LOUIS MAQHUBELA  
         
 

 

Biography

Louis Maqhubela was born in 1939 in Durban, South Africa. He studied under Cecil Skotnes at the Polly Street Centre, Johannesburg, which moved to the Jubilee Centre, then after moving to London in 1978, at Goldsmiths College and the Slade School of Art.

From early figurative scenes of township life in Johannesburg, Maqhubela evolved a more abstract mode of painting, becoming one of the pioneers of modern art in South Africa. His work is characterised by a specific language of forms which float or move in a radiant, atmospheric space. Sometimes a graphic element of thin black lines appears describing animals or human figures. In spirit and form they evoke Paul Klee but what they describe is part of Maqhubela's African narrative. Recent canvases refer increasingly to traditional African forms; Pondo, Zulu, Ndbele, - all of them filtered through memory and arranged in a magical, richly coloured space with richly worked surface textures.
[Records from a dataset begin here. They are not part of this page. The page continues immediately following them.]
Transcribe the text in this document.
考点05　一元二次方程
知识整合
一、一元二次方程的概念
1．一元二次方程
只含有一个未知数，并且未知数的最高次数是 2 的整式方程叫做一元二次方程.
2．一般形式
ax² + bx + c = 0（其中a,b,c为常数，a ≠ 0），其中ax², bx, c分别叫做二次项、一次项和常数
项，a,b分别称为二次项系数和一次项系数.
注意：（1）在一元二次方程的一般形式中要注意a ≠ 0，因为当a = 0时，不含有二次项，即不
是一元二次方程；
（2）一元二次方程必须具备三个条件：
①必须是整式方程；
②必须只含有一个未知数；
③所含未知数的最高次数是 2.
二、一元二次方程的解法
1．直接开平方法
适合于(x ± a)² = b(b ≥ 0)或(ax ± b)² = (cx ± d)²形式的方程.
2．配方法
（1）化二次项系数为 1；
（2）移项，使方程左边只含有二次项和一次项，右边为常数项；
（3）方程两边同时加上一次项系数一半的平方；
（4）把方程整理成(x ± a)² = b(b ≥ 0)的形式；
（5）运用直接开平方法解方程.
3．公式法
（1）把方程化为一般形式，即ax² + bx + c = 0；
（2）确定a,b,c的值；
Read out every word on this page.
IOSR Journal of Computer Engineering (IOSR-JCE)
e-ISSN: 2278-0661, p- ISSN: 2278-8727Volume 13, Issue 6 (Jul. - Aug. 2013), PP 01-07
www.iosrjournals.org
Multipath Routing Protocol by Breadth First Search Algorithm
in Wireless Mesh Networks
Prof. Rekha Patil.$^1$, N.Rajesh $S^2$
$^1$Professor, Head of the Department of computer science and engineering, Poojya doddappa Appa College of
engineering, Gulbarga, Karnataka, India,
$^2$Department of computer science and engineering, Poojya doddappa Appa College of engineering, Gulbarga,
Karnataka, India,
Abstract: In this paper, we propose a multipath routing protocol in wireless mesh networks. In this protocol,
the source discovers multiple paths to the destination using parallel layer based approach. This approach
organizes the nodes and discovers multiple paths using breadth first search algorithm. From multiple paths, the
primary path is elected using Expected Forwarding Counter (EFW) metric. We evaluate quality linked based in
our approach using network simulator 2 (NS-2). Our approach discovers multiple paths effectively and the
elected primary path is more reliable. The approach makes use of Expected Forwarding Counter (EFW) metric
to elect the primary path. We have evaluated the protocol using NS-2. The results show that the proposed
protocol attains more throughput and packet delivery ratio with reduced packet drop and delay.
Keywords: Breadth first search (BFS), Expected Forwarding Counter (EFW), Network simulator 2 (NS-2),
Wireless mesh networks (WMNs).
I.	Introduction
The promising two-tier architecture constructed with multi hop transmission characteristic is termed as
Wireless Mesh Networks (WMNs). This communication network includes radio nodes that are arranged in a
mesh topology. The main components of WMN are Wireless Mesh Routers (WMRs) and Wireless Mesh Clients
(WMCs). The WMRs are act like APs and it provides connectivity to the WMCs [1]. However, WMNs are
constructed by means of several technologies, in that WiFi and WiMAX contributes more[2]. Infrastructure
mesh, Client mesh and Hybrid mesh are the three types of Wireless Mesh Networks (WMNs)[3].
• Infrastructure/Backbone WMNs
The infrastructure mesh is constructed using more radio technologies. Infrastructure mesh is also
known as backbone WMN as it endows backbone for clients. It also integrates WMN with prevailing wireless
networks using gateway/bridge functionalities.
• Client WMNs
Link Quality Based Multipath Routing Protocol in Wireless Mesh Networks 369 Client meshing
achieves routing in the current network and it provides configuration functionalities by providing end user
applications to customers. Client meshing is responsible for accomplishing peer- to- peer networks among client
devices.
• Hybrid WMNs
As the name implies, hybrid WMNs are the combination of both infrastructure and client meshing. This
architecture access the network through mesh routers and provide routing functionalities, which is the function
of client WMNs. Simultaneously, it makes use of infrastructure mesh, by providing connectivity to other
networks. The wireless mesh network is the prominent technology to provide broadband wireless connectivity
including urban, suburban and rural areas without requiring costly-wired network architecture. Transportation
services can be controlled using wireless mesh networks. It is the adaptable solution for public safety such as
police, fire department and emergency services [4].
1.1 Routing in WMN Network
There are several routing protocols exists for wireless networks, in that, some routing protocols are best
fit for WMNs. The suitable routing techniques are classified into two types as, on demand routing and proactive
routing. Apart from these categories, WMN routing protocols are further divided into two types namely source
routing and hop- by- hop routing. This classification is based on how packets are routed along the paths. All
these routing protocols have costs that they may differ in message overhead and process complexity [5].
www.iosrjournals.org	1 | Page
Painting on canvas, oil or gouache on paper, he was at once recognised in South Africa, where in 1966 he was hailed as one of the earliest black painters of distinction and won an award with a three month travel bursary to Europe and the UK. He emigrated from South Africa in 1993, moving to Spain, then London. Work has entered the National Gallery of South Africa and Johannesburg Art Gallery, among many other South African collections, and in London he is represented by the Victoria and Albert Museum and the USA by the National Museum of African Art, Smithsonian Institution, Washington.